Details are out on the proposed four-year contract between Fait Chrysler Automobiles and the United Automobile Workers union. According to the New York Times, the changes include wage increases for all hourly works in the United States, and narrow the hourly pay rate between novice and veteran workers. The deal also includes a signing bonus for all workers, and a new model for healthcare spending, including a health care cooperative. The agreement may become a template for the industry, as the union prepares to negotiate with G.M. and Ford. In spite of the positive news for the UAW, the Wall Street Journal reports that Fiat Chrysler plans to cut costs by moving some car production to Mexico.

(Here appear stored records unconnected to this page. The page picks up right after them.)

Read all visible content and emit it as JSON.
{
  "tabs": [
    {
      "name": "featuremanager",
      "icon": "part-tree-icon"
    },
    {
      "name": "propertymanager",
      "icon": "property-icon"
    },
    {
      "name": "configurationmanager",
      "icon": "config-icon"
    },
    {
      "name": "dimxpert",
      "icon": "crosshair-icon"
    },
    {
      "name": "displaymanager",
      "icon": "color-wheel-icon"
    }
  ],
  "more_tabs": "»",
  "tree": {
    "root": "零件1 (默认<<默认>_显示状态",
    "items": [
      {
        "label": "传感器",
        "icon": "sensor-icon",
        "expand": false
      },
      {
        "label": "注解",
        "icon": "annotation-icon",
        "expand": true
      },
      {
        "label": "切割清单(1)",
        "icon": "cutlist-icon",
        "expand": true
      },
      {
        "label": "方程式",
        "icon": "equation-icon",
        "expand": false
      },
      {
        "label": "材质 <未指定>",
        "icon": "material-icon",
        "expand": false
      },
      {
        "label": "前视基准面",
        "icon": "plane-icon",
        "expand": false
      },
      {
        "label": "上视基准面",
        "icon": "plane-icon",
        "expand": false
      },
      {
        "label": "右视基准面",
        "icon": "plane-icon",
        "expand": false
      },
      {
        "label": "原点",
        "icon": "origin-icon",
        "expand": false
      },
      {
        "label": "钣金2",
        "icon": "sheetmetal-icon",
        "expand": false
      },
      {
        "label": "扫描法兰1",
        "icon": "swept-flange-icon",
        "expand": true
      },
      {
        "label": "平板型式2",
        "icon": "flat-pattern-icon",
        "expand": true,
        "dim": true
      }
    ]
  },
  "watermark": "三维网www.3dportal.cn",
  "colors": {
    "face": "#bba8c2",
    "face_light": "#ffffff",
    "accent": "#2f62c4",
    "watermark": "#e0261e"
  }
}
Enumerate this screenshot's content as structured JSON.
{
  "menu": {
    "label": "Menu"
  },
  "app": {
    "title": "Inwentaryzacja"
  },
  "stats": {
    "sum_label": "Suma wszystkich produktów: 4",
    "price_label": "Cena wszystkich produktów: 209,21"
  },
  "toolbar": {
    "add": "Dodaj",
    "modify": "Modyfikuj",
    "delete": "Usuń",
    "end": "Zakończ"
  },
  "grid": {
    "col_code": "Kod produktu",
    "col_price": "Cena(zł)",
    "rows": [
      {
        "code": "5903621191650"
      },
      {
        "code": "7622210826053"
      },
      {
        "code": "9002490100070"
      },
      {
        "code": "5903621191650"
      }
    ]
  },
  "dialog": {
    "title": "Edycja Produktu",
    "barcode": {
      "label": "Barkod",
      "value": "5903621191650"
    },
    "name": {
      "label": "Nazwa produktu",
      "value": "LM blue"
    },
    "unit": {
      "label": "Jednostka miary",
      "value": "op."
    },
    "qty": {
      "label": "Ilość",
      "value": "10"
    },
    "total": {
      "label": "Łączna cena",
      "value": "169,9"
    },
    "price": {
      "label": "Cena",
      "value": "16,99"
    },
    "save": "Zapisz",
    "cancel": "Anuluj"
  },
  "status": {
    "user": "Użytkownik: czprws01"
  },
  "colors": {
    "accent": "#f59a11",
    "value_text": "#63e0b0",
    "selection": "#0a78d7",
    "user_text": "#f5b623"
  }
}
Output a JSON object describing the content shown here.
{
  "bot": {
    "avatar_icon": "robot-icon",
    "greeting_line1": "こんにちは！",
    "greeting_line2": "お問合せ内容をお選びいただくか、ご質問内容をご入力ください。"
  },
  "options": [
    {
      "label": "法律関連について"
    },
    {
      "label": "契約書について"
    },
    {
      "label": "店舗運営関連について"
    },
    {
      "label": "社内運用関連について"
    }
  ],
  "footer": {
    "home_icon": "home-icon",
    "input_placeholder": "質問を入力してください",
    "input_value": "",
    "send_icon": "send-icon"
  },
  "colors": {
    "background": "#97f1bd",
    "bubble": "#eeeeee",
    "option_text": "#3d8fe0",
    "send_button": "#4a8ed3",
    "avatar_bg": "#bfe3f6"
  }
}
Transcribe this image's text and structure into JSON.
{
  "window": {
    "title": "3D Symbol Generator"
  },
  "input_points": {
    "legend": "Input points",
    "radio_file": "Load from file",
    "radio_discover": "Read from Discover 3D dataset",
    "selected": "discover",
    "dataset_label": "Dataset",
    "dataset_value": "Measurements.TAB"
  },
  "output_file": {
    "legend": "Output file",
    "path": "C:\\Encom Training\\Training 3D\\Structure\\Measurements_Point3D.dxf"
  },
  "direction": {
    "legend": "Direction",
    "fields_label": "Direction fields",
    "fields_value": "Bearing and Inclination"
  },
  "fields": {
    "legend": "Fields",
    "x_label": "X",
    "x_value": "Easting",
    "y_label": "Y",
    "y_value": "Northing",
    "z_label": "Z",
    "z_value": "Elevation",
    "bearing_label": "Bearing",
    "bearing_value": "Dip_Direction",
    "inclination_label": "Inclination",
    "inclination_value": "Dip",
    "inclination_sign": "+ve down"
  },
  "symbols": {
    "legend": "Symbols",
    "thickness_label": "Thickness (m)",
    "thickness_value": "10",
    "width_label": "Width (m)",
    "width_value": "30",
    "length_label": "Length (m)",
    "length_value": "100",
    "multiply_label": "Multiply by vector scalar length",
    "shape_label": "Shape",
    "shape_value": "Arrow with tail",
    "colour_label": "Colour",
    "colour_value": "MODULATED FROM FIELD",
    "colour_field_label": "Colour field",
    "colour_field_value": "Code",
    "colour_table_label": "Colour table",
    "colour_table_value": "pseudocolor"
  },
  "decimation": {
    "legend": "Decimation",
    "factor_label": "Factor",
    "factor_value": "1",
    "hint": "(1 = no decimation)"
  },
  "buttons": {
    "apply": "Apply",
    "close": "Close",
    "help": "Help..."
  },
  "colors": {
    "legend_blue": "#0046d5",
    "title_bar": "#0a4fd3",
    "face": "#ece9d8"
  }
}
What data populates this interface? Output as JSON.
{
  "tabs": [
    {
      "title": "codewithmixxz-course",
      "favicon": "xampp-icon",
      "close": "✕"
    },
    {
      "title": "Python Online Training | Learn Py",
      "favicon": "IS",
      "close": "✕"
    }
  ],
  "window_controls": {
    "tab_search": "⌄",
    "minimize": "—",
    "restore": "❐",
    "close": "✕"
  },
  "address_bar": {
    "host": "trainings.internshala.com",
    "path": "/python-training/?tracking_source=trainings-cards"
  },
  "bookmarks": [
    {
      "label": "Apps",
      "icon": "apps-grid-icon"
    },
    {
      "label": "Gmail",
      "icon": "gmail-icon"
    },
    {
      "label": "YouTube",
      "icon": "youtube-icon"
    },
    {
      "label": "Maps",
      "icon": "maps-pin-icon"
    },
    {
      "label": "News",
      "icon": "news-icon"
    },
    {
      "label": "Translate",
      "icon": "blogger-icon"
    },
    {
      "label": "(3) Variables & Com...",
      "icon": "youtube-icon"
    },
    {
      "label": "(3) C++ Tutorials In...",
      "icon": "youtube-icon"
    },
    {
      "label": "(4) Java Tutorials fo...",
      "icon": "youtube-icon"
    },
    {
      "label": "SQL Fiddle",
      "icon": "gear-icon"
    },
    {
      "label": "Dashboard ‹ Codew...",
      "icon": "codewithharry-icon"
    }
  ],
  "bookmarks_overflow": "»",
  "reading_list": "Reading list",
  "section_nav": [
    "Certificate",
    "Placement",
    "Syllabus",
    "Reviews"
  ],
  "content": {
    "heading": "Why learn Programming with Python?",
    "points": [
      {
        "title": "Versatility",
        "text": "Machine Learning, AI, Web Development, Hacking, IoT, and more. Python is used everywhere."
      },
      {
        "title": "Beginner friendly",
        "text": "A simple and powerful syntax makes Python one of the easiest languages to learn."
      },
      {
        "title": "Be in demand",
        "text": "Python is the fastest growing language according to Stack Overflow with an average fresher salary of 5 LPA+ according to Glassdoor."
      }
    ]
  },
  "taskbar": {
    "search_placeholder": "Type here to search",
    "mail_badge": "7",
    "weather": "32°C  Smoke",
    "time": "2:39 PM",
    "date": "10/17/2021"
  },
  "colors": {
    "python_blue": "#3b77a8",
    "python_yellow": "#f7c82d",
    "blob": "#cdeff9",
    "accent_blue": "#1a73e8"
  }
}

After a labor battle more than two decades, and an administrative hearing with testimony lasting 105 days, an administrative law judge ruled in favor of the United Farm Workers against California’s largest peach grower. The UFW will continue to represent the workers at Gerawan Farms. In 2013, Gerawan workers signed in 2013 to end their union representation, but the workers’ votes were never counted. According to the Los Angeles Times, the judge found that “Gerawan Farms unduly influenced the 2013 decertification effort by giving preferential treatment to workers organizing the [decertification] campaign.” Although this is a big victory for the UFW, the union faces an uphill battle: the California Supreme Court is reviewing the current contract between Gerawan and the UFW, reached through a mediated process that allegedly violated Gerawan’s constitutional rights.
In a break from headlines about European governments rejecting immigrants, the New York Times writes that Germany “sees the migration wave as not only a challenge but an opportunity.” Although Germany has placed tight controls on its border, Chancellor Merkel is mounting a campaign, in concert with the country’s largest businesses, to fast track refugees for jobs. Fast-tracking may address Germany’s labor shortage and offset concerns about an aging population. Critics fear that fast-tracking jobs for refugees will raise ethnic tensions, or displace current German residents from their positions.
Target is the latest target for union organizing. Pharmacy employees in a Brooklyn store formed the first union at the company in its 50-plus years. Target, a known opponent of unions, has already challenged the vote with the National Labor Relations Board. The vote has limited impact, since the pharmacy employees will soon be CVS members. (CVS is buying Target’s pharmacy business.) Nonetheless, Gawker writes that this is “a pretty big symbolic victory for the movement.”